Crisis, am I right? As a generally non-anxious person, let me just say that I was fully unprepared for the physical side effects of abject and unrelenting fear. They’re a real cornucopia of suckiness. And as a fan of both horror films and world history, I’m a little pissed that none of the books I read about, say, Lovecraftian Terror Gods or Pompeii or The Blitz or whatever covered what sustained panic does to, say, your lower back, your sleep schedule or your appetite. I’ve been home for not quite three weeks (which feels like, roughly, an entire geologic era or two) with a stocked pantry, a whole cake and more liquor than I’m comfortable admitting in public. I’m pretty sure I’m down a dress size. Awesome, just in time for non-bikini season.
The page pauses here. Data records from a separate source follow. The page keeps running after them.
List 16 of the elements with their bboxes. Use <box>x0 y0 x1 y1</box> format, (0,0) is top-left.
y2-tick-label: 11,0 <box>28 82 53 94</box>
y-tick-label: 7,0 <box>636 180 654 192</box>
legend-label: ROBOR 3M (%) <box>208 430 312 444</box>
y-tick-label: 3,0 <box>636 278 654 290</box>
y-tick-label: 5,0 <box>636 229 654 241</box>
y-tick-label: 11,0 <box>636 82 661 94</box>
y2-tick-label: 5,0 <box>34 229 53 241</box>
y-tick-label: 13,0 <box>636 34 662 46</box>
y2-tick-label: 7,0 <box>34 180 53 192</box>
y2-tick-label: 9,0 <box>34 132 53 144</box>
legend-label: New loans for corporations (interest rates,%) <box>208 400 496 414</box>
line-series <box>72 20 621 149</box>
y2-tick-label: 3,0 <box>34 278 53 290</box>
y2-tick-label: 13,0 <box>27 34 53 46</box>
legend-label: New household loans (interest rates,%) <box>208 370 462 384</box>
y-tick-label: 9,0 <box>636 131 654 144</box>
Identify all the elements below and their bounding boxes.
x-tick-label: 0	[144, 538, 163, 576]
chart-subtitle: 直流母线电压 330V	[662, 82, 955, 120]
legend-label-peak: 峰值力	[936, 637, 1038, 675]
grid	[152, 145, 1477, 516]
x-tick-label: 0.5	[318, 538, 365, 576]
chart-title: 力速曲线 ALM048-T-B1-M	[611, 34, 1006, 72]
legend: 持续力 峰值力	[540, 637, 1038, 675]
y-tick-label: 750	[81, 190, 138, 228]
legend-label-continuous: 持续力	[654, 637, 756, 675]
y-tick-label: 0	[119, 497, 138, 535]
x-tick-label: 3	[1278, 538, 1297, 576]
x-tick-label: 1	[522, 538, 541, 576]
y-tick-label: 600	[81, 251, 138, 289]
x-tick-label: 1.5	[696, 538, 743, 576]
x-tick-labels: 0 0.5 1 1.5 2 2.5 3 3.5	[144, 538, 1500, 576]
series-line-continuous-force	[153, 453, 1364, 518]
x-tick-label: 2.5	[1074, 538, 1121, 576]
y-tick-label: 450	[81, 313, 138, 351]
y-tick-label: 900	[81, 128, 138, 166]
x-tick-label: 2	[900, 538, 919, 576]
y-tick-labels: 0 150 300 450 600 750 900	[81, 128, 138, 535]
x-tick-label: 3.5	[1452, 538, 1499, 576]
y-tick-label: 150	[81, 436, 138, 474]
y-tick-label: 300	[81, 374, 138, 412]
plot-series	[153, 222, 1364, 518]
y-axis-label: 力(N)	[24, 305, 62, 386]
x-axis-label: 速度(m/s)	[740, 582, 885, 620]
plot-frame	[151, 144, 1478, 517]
My profound apologies to anyone I’ve ever known in my life who deals with anxiety issues. I, for real, get it now, friends. I sincerely wish I didn’t, but I do.
Of course, we’re all dealing with this in a different way. If I can pull myself out of the disaster loop for a minute or two, I can appreciate the sort of mass psychological experiment we’re all part of, and recognize that the seeds of several libraries worth of dissertations have been planted over the last few weeks. There are the worriers and the deniers. And the freak outs and the philosophers. Most everyone I know is pretty scared. It’s oddly comforting to know that we’re generally not scared of the same thing at the same time (you may be more scared of dying of COVID, I may be more scared of everyone else—nay, civilization itself– dying of COVID, Kevin over there might be worried about dying of starvation because he doesn’t have a job because of COVID, Mary is probably worried about dying of COVID because she’s still working so neither she nor the e rest of us will starve during COVID, the President is definitely worried about actually having to live in a non-gold toileted, golf-courseless White House, without a trip to Mar-A-Lago for more than two consecutive weeks, land of contrasts, etc,), because your friends can tell you that you’re being ridiculous and you can tell them they’re being ridiculous, even though no one knows what worse-case scenario is actually the most likely.
Of course, some people are staying relatively sane. Among them, my coming-up-on-94-year old Nana, who gets foggy on facts and sometimes loses track of short term memory from time to time, but is pretty good for the long view. The daughter of a coal miner, she was an extraordinary, inspiring success in both business and the splendid life on her own terms (the rest of us be damned) said success afforded her. She made it through the Depression (and the Depression in the rural south, mind) and World War II and being a woman with brains and opinions (not always ones I agree with, by the way) in a context when that wasn’t necessarily a thing that was valued.
Her view: She’s not worried. But stay home. Don’t mess around. “People in this family are prone to lung problems,” she said, as she audibly took a drag off a cigarette. “But I’m not planning on having this virus get in my way.”
A legend. A queen. Exactly who I needed to hear from today. And guys, if you still have a Nana, call her. You have the time. She would love to hear from you. I promise.
Picture today is one maybe my all-time favorite of the woman herself—Gloria Maxine Mitchell Altizer Moran—late 1940s, captured from a photograph of a photograph, so apologies for quality.